A bill to funnel $19 million per year into “tourism promotion” has passed both the state House and Senate. Once a final version of the bill makes it to Gov. Bill Owens’ desk, he’s expected to sign it immediately.

The money would come from taxes paid by the state’s casinos. That money was originally set to go into the state’s road maintenance fund. But one of the bill’s sponsors said the loss to road work would be temporary.

“There will be money available for transportation,” said State Sen. Jack Taylor, a Steamboat Springs Republican.

The money, Taylor said, would come from the taxes that are collected from increased spending by tourists.

“There’s a big return on investment from promotion,” Taylor said. “Studies show that return could be anywhere from $2 to $20 on every dollar spent.”

If the return is $10 in increased sales tax for every dollar spent on magazine and TV ads, that could mean the state would reap $200 million in new tax collections, Taylor said. Half of that would go to local governments, with half going to the state.
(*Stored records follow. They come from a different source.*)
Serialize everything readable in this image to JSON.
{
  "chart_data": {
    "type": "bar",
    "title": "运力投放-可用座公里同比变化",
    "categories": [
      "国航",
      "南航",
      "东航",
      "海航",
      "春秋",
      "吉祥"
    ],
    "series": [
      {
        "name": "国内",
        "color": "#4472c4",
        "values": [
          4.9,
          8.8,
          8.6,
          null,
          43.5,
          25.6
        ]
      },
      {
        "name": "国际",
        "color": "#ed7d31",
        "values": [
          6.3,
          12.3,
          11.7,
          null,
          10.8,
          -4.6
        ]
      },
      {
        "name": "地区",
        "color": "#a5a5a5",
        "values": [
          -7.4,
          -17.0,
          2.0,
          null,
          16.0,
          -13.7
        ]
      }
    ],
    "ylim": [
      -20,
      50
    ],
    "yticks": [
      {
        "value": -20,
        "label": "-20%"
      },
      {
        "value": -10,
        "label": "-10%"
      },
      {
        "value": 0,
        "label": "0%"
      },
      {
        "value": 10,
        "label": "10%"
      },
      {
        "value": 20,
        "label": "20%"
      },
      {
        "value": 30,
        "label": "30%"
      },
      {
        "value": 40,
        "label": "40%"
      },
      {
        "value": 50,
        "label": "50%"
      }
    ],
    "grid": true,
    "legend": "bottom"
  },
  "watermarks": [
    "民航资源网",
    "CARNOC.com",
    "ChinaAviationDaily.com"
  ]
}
Gary Lindstrom, who represents Summit, Lake and Eagle counties in the House, was a co-sponsor of the bill. He said the promotion program could start as early as this year.

“The new fiscal year starts July 1, so probably by the fall we could see a program in place,” he said.

Since the last dedicated source of promotion money ” a small state sales tax ” expired in 1992, the state has relied on a number of hit-and-miss ways to fund tourism promotion. Big resorts and attractions paid for their own national advertising, but places from Eagle to Heeney to Mancos were left out.

It’s taken a long time to get a secure source of money to promote the state, and Taylor has worked on the problem since he was first elected to the House in 1992.

The day the bill passed the Senate “was the best day I’ve had in 14 years here,” Taylor said. “When you work on something that long, it’s exciting to see it finally happen.”